A number of variables could affect how your property investment performs.

  • House prices and demand: Your capital return is dependent on house prices going up,
    while your income depends on how much rent you can charge,
    and both are reliant on a steady, or increasing, level of demand for your property.
  • Long-term investment: You need to be ready to invest for the long-term in
    order to make sure you earn back what it has cost you to purchase your Buy
    to Let and to allow time for your returns to be smoothed out.
  • Unforeseen circumstances: Even if the property market is booming, there could
    be issues with specific properties that cause problems. For example, the recent
    cladding crisis couldn’t have been predicted by the people that invested in those properties.
  • Property prices could fall: It’s not guaranteed that property prices will always go up.

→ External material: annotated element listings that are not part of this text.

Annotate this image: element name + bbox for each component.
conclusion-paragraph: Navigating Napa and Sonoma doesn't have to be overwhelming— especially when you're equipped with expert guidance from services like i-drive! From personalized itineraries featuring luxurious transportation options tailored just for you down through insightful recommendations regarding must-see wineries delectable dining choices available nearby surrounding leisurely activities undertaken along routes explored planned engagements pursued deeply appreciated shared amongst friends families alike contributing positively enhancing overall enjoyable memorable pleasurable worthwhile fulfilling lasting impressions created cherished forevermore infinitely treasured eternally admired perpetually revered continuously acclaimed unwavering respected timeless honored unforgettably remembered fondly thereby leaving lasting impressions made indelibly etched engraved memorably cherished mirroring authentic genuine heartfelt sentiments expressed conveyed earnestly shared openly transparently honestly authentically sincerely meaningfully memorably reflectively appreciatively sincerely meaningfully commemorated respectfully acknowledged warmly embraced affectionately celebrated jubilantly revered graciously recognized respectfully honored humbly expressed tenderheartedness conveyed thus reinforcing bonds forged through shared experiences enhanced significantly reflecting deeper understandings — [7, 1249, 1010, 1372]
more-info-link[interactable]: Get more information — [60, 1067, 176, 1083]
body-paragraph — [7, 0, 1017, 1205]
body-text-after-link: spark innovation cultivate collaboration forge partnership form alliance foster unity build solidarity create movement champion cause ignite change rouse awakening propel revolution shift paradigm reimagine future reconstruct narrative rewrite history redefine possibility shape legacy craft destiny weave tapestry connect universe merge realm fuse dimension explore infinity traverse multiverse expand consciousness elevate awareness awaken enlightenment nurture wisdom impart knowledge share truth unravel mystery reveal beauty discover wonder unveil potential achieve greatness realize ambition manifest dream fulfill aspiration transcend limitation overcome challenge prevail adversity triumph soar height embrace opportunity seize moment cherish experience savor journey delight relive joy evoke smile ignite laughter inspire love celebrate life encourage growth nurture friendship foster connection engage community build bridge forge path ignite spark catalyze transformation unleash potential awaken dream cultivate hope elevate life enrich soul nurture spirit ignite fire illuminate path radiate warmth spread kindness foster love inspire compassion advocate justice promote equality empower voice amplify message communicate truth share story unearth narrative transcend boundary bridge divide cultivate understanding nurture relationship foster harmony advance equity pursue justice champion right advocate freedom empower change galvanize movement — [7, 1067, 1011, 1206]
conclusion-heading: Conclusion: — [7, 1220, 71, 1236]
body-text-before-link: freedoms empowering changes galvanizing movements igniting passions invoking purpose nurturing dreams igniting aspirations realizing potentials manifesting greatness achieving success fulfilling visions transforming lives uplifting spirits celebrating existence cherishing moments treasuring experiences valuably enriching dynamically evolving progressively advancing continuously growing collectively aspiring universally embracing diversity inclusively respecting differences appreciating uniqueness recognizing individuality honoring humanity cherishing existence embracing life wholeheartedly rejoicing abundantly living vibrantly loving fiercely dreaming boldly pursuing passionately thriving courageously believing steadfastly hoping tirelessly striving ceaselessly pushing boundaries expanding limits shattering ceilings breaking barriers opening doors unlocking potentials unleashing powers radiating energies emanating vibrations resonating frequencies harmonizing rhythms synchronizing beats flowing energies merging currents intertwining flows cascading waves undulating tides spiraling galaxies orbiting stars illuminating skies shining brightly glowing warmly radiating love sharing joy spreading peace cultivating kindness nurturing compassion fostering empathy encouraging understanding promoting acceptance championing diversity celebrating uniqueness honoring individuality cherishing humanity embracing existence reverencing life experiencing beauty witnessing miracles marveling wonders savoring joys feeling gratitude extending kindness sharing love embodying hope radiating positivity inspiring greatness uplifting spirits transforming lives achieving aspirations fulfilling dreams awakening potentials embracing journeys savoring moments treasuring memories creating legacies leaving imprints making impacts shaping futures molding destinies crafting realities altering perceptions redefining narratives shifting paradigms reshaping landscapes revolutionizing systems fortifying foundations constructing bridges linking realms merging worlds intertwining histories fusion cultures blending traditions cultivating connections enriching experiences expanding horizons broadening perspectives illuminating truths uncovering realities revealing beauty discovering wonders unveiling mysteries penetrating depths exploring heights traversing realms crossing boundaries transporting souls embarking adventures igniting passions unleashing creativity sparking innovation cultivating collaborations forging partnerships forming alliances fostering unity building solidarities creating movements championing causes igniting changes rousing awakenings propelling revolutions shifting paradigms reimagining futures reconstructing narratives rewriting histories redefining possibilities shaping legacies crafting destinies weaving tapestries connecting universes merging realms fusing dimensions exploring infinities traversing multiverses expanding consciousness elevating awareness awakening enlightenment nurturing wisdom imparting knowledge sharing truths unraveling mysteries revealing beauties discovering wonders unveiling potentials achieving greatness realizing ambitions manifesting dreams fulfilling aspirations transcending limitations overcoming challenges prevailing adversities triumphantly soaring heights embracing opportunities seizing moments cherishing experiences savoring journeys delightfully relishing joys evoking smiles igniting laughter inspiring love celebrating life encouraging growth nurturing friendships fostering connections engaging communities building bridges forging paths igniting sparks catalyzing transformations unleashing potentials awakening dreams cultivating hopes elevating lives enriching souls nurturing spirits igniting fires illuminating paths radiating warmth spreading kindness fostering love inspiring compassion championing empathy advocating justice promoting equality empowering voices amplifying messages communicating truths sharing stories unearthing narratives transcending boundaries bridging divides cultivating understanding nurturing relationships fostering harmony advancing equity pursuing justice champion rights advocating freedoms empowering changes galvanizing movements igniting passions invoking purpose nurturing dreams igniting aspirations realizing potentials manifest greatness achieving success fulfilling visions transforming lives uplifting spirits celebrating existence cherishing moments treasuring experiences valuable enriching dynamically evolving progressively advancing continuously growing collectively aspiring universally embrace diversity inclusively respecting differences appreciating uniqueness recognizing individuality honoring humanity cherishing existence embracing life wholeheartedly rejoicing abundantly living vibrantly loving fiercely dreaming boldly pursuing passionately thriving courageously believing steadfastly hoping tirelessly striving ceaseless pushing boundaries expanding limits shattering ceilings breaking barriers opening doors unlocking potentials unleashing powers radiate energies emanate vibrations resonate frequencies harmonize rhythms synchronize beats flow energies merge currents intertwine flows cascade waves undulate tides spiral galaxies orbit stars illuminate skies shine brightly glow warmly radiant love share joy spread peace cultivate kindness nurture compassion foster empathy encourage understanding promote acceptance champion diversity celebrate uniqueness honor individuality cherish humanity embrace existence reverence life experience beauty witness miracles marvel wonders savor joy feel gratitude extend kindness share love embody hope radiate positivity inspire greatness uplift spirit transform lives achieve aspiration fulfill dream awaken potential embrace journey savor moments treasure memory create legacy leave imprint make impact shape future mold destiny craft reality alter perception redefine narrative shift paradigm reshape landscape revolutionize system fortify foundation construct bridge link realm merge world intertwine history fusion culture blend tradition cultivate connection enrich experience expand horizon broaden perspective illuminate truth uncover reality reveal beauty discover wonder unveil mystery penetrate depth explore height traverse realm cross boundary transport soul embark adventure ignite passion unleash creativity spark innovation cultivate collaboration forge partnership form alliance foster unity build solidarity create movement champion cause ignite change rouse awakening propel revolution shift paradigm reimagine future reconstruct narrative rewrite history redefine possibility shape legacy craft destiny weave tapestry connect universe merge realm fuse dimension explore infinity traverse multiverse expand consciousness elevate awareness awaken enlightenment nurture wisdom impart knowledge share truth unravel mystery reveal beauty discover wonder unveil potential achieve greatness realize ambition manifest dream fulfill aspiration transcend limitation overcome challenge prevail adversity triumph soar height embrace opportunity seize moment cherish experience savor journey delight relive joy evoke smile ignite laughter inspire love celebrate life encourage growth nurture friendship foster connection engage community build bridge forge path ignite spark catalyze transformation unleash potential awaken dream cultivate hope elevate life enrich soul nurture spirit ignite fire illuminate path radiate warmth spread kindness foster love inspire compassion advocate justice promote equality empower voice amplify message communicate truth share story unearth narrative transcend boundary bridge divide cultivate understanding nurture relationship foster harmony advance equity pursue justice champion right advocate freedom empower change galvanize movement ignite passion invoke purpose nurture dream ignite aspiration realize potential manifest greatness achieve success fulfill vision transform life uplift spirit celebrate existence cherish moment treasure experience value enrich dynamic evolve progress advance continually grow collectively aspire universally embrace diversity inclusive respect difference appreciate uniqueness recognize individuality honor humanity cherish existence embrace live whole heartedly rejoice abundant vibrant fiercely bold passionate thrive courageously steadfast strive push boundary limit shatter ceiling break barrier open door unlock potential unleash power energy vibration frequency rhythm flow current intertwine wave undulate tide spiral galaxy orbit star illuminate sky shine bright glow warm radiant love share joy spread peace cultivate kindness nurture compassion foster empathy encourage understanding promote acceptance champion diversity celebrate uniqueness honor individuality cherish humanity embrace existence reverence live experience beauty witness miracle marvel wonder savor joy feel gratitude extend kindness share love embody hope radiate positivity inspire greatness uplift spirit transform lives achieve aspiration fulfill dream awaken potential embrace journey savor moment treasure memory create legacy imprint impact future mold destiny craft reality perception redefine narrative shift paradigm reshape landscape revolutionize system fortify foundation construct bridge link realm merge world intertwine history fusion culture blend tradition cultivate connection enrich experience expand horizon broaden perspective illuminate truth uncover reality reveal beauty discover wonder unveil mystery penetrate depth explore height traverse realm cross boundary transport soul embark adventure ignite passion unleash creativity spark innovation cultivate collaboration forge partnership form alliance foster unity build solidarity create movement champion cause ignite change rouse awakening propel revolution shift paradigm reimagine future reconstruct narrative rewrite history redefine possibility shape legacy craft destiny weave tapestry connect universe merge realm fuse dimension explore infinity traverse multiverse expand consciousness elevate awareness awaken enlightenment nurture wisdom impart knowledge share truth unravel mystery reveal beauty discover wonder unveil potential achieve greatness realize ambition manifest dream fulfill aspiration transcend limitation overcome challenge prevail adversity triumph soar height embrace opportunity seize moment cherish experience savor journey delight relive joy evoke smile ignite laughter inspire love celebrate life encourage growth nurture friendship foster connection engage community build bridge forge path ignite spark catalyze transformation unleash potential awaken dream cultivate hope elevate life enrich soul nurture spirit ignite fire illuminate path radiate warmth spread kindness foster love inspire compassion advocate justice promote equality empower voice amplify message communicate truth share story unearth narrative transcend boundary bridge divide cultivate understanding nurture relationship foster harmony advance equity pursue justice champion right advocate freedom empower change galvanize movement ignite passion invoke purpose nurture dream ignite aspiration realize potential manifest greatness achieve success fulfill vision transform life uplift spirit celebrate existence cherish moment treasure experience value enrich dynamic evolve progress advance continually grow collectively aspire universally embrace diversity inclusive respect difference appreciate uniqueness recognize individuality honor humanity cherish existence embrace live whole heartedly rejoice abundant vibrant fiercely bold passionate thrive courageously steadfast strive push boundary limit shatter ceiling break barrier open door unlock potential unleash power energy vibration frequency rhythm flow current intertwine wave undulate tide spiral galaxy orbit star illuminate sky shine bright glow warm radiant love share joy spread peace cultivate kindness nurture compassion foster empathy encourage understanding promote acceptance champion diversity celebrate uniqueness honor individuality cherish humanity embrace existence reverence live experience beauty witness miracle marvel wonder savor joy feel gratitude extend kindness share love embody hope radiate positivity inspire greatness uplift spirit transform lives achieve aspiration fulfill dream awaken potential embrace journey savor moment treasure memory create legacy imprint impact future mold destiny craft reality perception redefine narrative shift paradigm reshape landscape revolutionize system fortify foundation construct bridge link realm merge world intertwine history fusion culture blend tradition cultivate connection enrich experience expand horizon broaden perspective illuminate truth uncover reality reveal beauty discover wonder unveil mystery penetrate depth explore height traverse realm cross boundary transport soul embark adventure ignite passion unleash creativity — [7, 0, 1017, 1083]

Challenges and Considerations:

  • Financing: Non-residents may face stricter mortgage criteria and higher deposit requirements from lenders. 
  • Tax: You may be subject to different tax rules, including a higher rate of Stamp Duty Land Tax (SDLT).  
  • Identification Checks Lenders and solicitors may conduct more rigorous identity checks.   
  • Legal and Tax Advice It’s advisable to seek legal and tax advice specific to your situation as a non-resident buyer.   
  • Capital Gains Tax Be aware of capital gains tax implications when selling the property.    
  • Property Management: If you plan to rent out the property, you’ll need to consider property management and potentially the non-resident landlord scheme.     
  • Residency:  Buying property doesn’t automatically grant you the right to stay in the UK; you’ll need to apply for the appropriate visa if you wish to live there.